With proven experience, the Patriarch of the Ukrainian Greek Catholic Church doubts that the access of married men to the priesthood can be a remedy for the dramatic lack of priests in the West or elsewhere in the world.
While preparing the next synod on the Amazon, Archbishop Sviatoslav Shevchuk spoke at the end of another synod, that of the Ukrainian Greek Catholic Church (UGCC), of which he is the primate. This assembly was held in Rome from September 2-10, 2019.
Asked about the question of priestly and religious vocations, the high prelate warned: “there can be no easy answers to difficult questions,” the drying up of vocations remains “a challenge for everyone.”
While the progressives, especially in Germany, push for priestly ordination of viri probati, i.e. of mature men having already founded a family, the head of the UGCC puts the debate back into its true place: “the priesthood remains a vocation: a vocation can neither increase nor decrease because we would be married or we would remain single; to be a priest is not a job, but a way of offering one’s life for the good of the Church,” says Shevchuk.
For the Patriarch, there is no doubt: “The Lord says: ‘You have not chosen me: but I have chosen you” (Jn 15:16). We are convinced that Christ calls many men to the priesthood, but there exist numerous and diverse obstacles that men put before this call,” he explains.

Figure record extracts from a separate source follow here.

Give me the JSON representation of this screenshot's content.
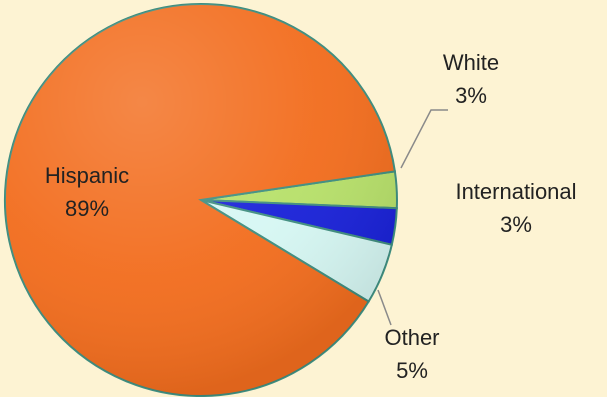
{
  "chart_data": {
    "type": "pie",
    "title": "",
    "slices": [
      {
        "label": "Hispanic",
        "value": 89,
        "value_label": "89%",
        "color": "#f26d1e"
      },
      {
        "label": "White",
        "value": 3,
        "value_label": "3%",
        "color": "#b7e06a"
      },
      {
        "label": "International",
        "value": 3,
        "value_label": "3%",
        "color": "#1a22d8"
      },
      {
        "label": "Other",
        "value": 5,
        "value_label": "5%",
        "color": "#d6f7f3"
      }
    ],
    "legend": "none",
    "slice_border_color": "#3f8d7f",
    "background_color": "#fdf3d3"
  }
}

The Ukrainian primate states that the Eastern discipline which allows the access of married men to the priesthood has not changed the crisis of vocations: “In Ukraine, thanks to God, we have many vocations...But elsewhere, the Church does not draw any benefit from the ordination of married men, for example in Canada and the United States. Although it is possible to live the priesthood in the state of marriage [according to Eastern practice – Editor’s note], this does not promote the increase of vocations to the priesthood. This is our experience,” concludes the UGCC's Patriarch.